Comparison with other studies and techniques: This is the first literature review reporting on the clinical outcome of SBC removal comparing different surgical techniques. Cohort studies(9,11,13) investigating either open RAHI or endoscopic RAHI found similar results: absence of recurrence in combination with low complication rates, with an average follow up of (at least) 6, 14.5 and 42 months respectively. The only reported complications in open RAHI surgery were temporary hypoesthesia of the earlobe and hypertrophic scars.
In previous studies, conventional second branchial arch anomaly removal techniques have been studied intensively. Appendix 3 shows an overview of these studies that were identified through the same literature search. This Appendix also includes patients presenting with fistulas and sinuses (mostly children). Precise data regarding the distribution of (included) cysts, sinuses and fistulas, side of the anomalies, description of the used surgical technique or duration of follow up is lacking in most studies (Appendix 3). Only retrospective studies were identified with a complication rate ranging between 0 and 32% and a recurrence rate ranging between 0 and 4.9%. These recurrence rates were reported when follow up lasted till four or even ten years (18,19). Therefore, the follow-up of the included studies in this review (ranging between 3-24 months) could be too short to identify recurrence following surgery. Long-term recurrence rates are of major importance because recurrence of disease will cause high morbidity and can make revision surgery complex. Furthermore, this short follow up could also affect the reported scar satisfaction since three to six months after surgery the final scar result may not be visible yet.

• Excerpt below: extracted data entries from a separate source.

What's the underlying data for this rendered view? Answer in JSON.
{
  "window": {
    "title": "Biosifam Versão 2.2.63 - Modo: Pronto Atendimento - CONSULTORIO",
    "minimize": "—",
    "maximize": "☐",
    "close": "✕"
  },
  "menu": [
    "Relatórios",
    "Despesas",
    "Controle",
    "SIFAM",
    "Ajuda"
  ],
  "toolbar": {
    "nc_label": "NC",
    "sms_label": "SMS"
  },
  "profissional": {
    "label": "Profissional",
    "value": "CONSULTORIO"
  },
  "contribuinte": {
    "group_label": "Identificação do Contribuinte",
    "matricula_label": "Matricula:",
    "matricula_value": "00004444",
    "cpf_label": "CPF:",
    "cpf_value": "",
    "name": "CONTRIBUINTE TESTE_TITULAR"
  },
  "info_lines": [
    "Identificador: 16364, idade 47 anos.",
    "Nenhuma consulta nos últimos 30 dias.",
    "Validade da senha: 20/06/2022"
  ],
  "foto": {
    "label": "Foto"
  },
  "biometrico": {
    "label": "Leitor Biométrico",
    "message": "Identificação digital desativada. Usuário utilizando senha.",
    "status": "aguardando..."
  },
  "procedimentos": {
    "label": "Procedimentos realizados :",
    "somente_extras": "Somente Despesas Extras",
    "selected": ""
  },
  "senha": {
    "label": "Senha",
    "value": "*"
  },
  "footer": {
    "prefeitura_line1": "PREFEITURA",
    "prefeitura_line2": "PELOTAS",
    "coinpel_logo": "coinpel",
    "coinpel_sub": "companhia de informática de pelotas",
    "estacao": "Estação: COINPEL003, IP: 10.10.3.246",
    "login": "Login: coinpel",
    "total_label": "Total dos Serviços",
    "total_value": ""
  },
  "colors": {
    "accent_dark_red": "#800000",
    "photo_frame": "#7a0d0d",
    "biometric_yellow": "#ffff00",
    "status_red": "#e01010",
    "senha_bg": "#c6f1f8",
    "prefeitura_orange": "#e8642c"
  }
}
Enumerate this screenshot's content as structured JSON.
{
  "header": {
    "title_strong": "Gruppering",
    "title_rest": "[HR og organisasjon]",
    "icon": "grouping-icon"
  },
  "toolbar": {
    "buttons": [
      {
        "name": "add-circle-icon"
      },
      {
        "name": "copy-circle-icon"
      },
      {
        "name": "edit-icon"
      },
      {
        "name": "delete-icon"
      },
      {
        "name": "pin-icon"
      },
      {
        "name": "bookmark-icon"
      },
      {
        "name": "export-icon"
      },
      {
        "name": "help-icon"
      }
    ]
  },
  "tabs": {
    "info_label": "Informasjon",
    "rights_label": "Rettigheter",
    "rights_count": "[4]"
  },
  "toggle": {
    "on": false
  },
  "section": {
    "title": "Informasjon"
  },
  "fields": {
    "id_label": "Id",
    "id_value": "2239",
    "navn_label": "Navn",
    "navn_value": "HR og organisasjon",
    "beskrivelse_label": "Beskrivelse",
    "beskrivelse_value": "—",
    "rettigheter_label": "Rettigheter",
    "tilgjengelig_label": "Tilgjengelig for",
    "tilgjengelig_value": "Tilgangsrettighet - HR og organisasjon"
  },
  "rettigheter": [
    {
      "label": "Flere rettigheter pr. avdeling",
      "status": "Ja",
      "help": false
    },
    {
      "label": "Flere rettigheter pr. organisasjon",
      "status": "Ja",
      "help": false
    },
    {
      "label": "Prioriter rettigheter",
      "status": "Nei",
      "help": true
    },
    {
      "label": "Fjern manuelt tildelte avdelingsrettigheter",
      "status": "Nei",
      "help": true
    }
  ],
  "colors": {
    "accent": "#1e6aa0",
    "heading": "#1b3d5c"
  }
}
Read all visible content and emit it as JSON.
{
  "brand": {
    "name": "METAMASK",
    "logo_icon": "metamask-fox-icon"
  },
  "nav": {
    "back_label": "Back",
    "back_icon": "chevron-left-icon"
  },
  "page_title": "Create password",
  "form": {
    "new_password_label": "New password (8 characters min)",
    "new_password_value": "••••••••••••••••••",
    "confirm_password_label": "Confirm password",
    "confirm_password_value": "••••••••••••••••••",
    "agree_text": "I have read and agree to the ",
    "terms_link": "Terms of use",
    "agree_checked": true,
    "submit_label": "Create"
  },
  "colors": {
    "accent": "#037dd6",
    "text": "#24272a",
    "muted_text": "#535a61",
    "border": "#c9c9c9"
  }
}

Multiple authors (20–22) refer to Deane et al. (23) regarding recurrence percentages: Deane et al described the results of a retrospective study (performed between 1954 and 1975) including 274 patients with branchial cleft remnants below the mandible. The surgical technique is described as a local excision of the lesion (plus tract when necessary). The reported recurrence rate was 2.7% in patients without a prior infection, 14% in patients with a pre-operative infection and 21.2% in patients who underwent revision surgery. The average follow up duration was 12.4 years (1-22 years). No distinction between second, third and fourth branchial anomalies was made.
Quality of evidence and potential biases The overall quality of the included studies was low (IIb -IV regarding the Oxford Centre for Evidence-Based Medicine guidelines ): only two studies used a RCT to compare the clinical outcome between surgical techniques. In these RCTs, selection bias could not be ruled out since lack of blinding. The quality of evidence regarding SBAA removal was mostly affected by small patient cohorts resulting in Type II error (i.e., failing to reject a false null hypothesis), short follow up, unclear inclusion criteria and selective reporting.